Comment Re:Bribery (Score 1) 773
I hear myself and many of my peers say "grab a soda from the fridge for me." This may, however, be regional in use. Only when I lived in the southeast did 'coke' ever seem like a generic term. In the midwest, the generic is 'pop.'
I don't think I've ever asked someone to xerox something, and everything I knows calls that machine a 'copier.' I don't remember ever working somewhere with a Xerox-brand copier anyway. I think I've heard my grandmother refer to her vacuum cleaner as a 'hoover,' even though it's another brand, but not my parents or any friends/coworkers my age. To me 'xerox' is similar: something old people might say. (I understand 'hoover' is pretty common among the Brits, though.)

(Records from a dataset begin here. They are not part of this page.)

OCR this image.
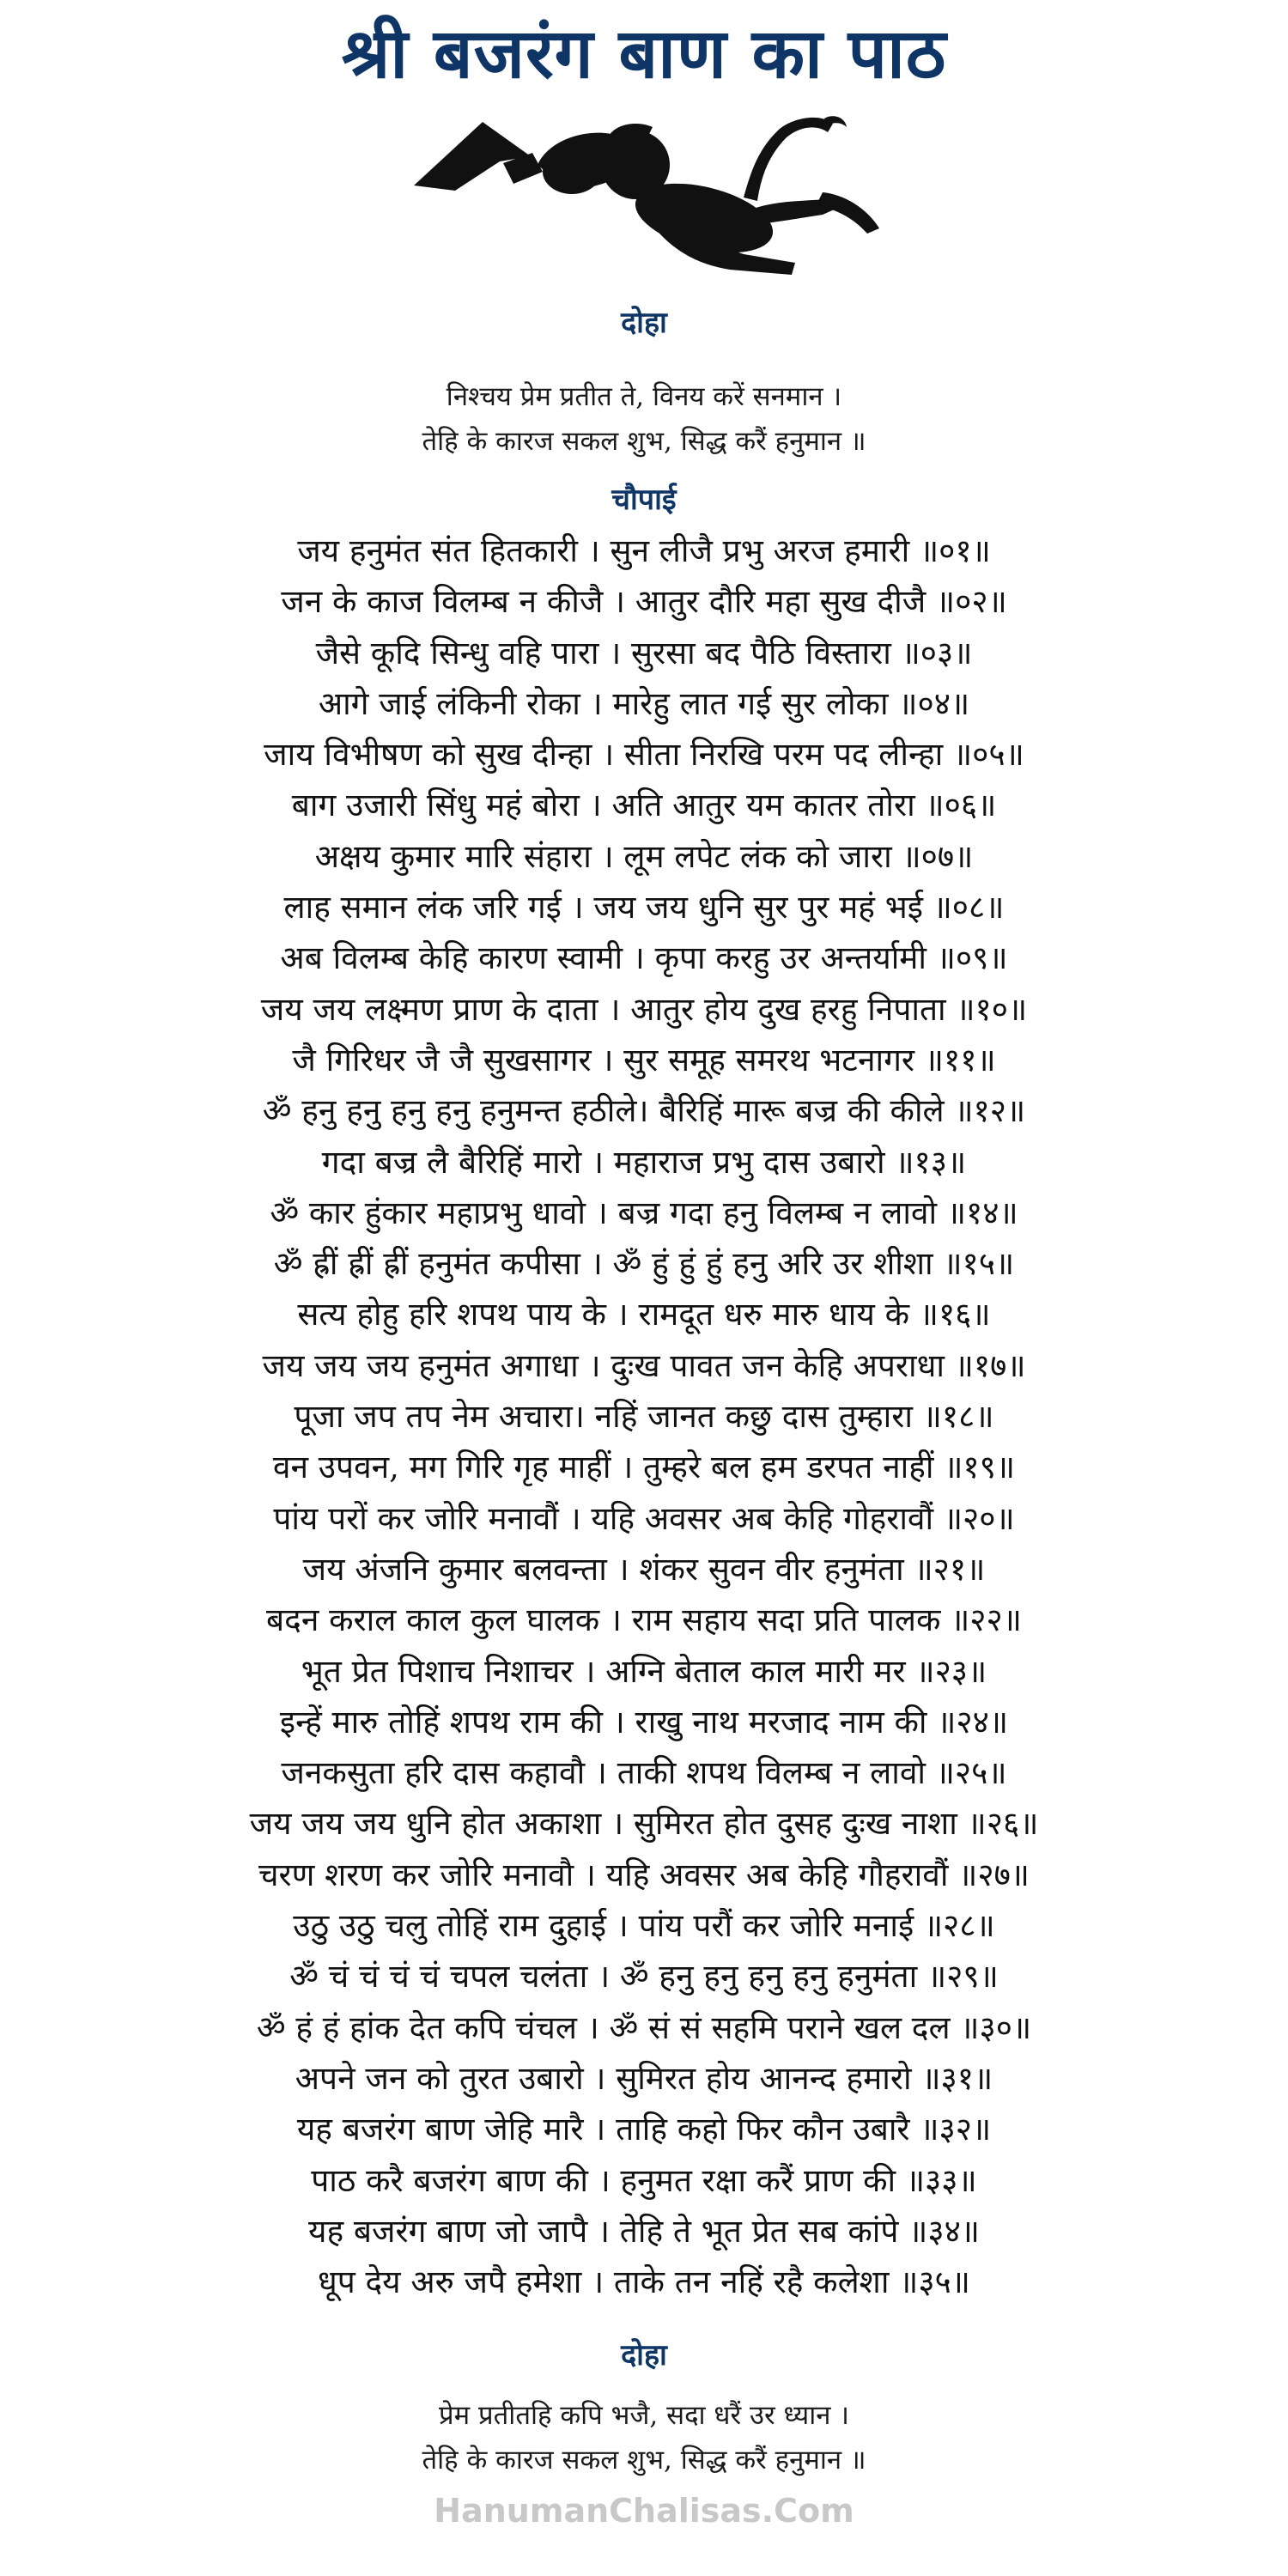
श्री बजरंग बाण का पाठ
दोहा
निश्चय प्रेम प्रतीत ते, विनय करें सनमान ।
तेहि के कारज सकल शुभ, सिद्ध करैं हनुमान ॥
चौपाई
जय हनुमंत संत हितकारी । सुन लीजै प्रभु अरज हमारी ॥०१॥
जन के काज विलम्ब न कीजै । आतुर दौरि महा सुख दीजै ॥०२॥
जैसे कूदि सिन्धु वहि पारा । सुरसा बद पैठि विस्तारा ॥०३॥
आगे जाई लंकिनी रोका । मारेहु लात गई सुर लोका ॥०४॥
जाय विभीषण को सुख दीन्हा । सीता निरखि परम पद लीन्हा ॥०५॥
बाग उजारी सिंधु महं बोरा । अति आतुर यम कातर तोरा ॥०६॥
अक्षय कुमार मारि संहारा । लूम लपेट लंक को जारा ॥०७॥
लाह समान लंक जरि गई । जय जय धुनि सुर पुर महं भई ॥०८॥
अब विलम्ब केहि कारण स्वामी । कृपा करहु उर अन्तर्यामी ॥०९॥
जय जय लक्ष्मण प्राण के दाता । आतुर होय दुख हरहु निपाता ॥१०॥
जै गिरिधर जै जै सुखसागर । सुर समूह समरथ भटनागर ॥११॥
ॐ हनु हनु हनु हनु हनुमन्त हठीले। बैरिहिं मारू बज्र की कीले ॥१२॥
गदा बज्र लै बैरिहिं मारो । महाराज प्रभु दास उबारो ॥१३॥
ॐ कार हुंकार महाप्रभु धावो । बज्र गदा हनु विलम्ब न लावो ॥१४॥
ॐ ह्रीं ह्रीं ह्रीं हनुमंत कपीसा । ॐ हुं हुं हुं हनु अरि उर शीशा ॥१५॥
सत्य होहु हरि शपथ पाय के । रामदूत धरु मारु धाय के ॥१६॥
जय जय जय हनुमंत अगाधा । दुःख पावत जन केहि अपराधा ॥१७॥
पूजा जप तप नेम अचारा। नहिं जानत कछु दास तुम्हारा ॥१८॥
वन उपवन, मग गिरि गृह माहीं । तुम्हरे बल हम डरपत नाहीं ॥१९॥
पांय परों कर जोरि मनावौं । यहि अवसर अब केहि गोहरावौं ॥२०॥
जय अंजनि कुमार बलवन्ता । शंकर सुवन वीर हनुमंता ॥२१॥
बदन कराल काल कुल घालक । राम सहाय सदा प्रति पालक ॥२२॥
भूत प्रेत पिशाच निशाचर । अग्नि बेताल काल मारी मर ॥२३॥
इन्हें मारु तोहिं शपथ राम की । राखु नाथ मरजाद नाम की ॥२४॥
जनकसुता हरि दास कहावौ । ताकी शपथ विलम्ब न लावो ॥२५॥
जय जय जय धुनि होत अकाशा । सुमिरत होत दुसह दुःख नाशा ॥२६॥
चरण शरण कर जोरि मनावौ । यहि अवसर अब केहि गौहरावौं ॥२७॥
उठु उठु चलु तोहिं राम दुहाई । पांय परौं कर जोरि मनाई ॥२८॥
ॐ चं चं चं चं चपल चलंता । ॐ हनु हनु हनु हनु हनुमंता ॥२९॥
ॐ हं हं हांक देत कपि चंचल । ॐ सं सं सहमि पराने खल दल ॥३०॥
अपने जन को तुरत उबारो । सुमिरत होय आनन्द हमारो ॥३१॥
यह बजरंग बाण जेहि मारै । ताहि कहो फिर कौन उबारै ॥३२॥
पाठ करै बजरंग बाण की । हनुमत रक्षा करैं प्राण की ॥३३॥
यह बजरंग बाण जो जापै । तेहि ते भूत प्रेत सब कांपे ॥३४॥
धूप देय अरु जपै हमेशा । ताके तन नहिं रहै कलेशा ॥३५॥
दोहा
प्रेम प्रतीतहि कपि भजै, सदा धरैं उर ध्यान ।
तेहि के कारज सकल शुभ, सिद्ध करैं हनुमान ॥
HanumanChalisas.Com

There seems to be a definite subset of 25-35-years-olds who are resisting 'google' as a verb. Not that any of these same people would go to anyplace other than google if I suggested they "search the web" for something. My parents and their peers (50-70 age range) seem to have completely adopted 'google' as a verb.
'Kleenex' is hard to argue. I have, however, heard proper southern ladies say "Could you hand me a tissue?" when sitting at the opposite end of a couch from the box of Kleenex. Too bad, since I find Puffs to be the superior tissue. Kleenex brand always seems to flake away paper dust that just makes you keep sneezing.